I guess now that I think about it, the subtlety in the book isn’t with the characters, but more within the plotting and pacing of the story. Gallaway weaves the characters in and out of each other’s lives gracefully, without quite giving away the connections at any point.  I can definitely appreciate that. The way it all comes together in the end is a little messy and relies more on some magical stuff that I might have wanted, but it didn’t feel out of line to me. Gallaway also is not afraid to explore darker themes of sexuality, illness, despondency, and death, which seems fitting for a book with the opera Tristan & Isolde at the center of it. Just be warned that it’s a little graphic in parts, too.

While I wouldn’t necessarily call myself a fan of this book, I can see lovers of music or art really appreciating that side of the story and perhaps connecting with Martin, Maria, Anna, and Lucien more than I did.

Other Reviews: The Lost Entwife | Wordsmithonia | Truth, Beauty, Freedom, and Books | Life in Review | Unabridged Chick | Dolce Bellezza | Rundpinne |

If you have reviewed this book, please leave a link to the review in the comments and I will add your review to the main post. All I ask is for you to do the same to mine — thanks!

Comments on this entry are closed.

  • bermudaonion (Kathy) January 21, 2011, 7:40 am

    The reviews on this book seem to be mixed, but I trust your opinion, so I think I’ll skip it. It’s a shame too, because I love the cover!

    • Kim January 21, 2011, 11:16 pm

      Kathy: I read through the other reviews on the tour and got the same sense. I love the cover too — it reminds me of The City and the City.

  • Diane@BibliophileBytheSea January 21, 2011, 8:14 am

    I was really excited about this book, but lately I am beginning to feel differently. Thanks for the honest review.

    • Kim January 21, 2011, 11:17 pm

      Diane: If you were excited about it, I say give it a try — maybe reserve it at the library and try it that way? Writing negative reviews can be hard, so thanks!

  • Jeanne January 21, 2011, 9:37 am

    Maybe opera lovers will adore this book–in general, they’re not fans of a subtle story!

    • Kim January 21, 2011, 11:17 pm

      Jeanne: Ha, I suppose that’s true – opera isn’t a format designed for subtlety. I hope opera fans try it, I think they will enjoy the music parts.

  • nomadreader (Carrie) January 21, 2011, 1:32 pm

    I like the idea of this book, but it doesn’t sound like it works too well. I’ll keep my fingers crossed this author’s next book fares better!

    • Kim January 21, 2011, 11:18 pm

      Carrie: I thought the different storylines worked pretty well together — even if the conclusion was a little magical — but the writing really didn’t work for me.

  • Man of la Book January 21, 2011, 2:07 pm

    Nice and honest review – who could ask for more?
    Like Carrie I also liked the idea of the book and I’m also a small opera fan. What I love about books are small tidbits which, I think, only the author and I are privy to. I know that’s not the case, but I like to think so.


    • Kim January 21, 2011, 11:19 pm

      Man of la Book: I know what you mean — finding things in a book you know that a general person might miss, that’s always fun.

  • Jenny January 21, 2011, 9:22 pm

    I am reading this right now!
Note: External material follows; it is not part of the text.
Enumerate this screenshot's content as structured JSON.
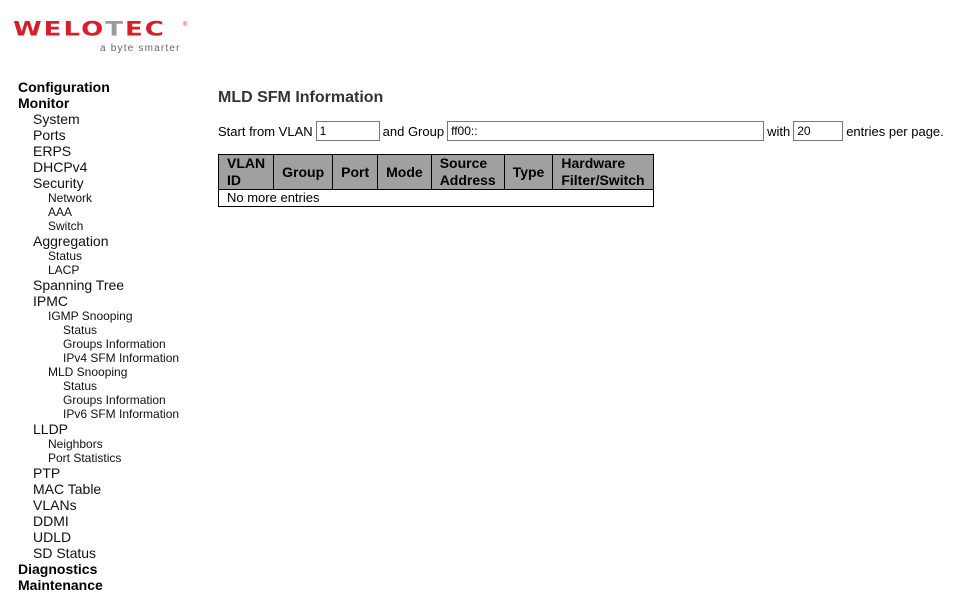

The writing style is a smidge overwrought for me, but I’m still enjoying it a moderate amount. It’s kind of making me want to give opera a try — Wagner in particular. So I guess that’s something.

    • Kim January 21, 2011, 11:20 pm

      Jenny: Yes, overwrought is exactly the word I was looking for and then took three paragraphs to get to. It did make me want to try opera too — I’m going to make my friend Lindsay, an art critic, take me to one.

  • Lisa Munley February 12, 2011, 10:16 am

    Kim, sorry for the delay in getting over here to check out your review. It’s a shame the book didn’t work for you but I really appreciate your fair and balanced review. Thank you so much for pointing out the good things as well as the not-so-good! We really appreciate you being on the tour.

    • Kim February 13, 2011, 12:59 pm

      Thanks for stopping by, Lisa. I’m bummed the book wasn’t great for me too, but I think a lot of it was me as a reader and not as much the book itself. I think there are many readers who would like it.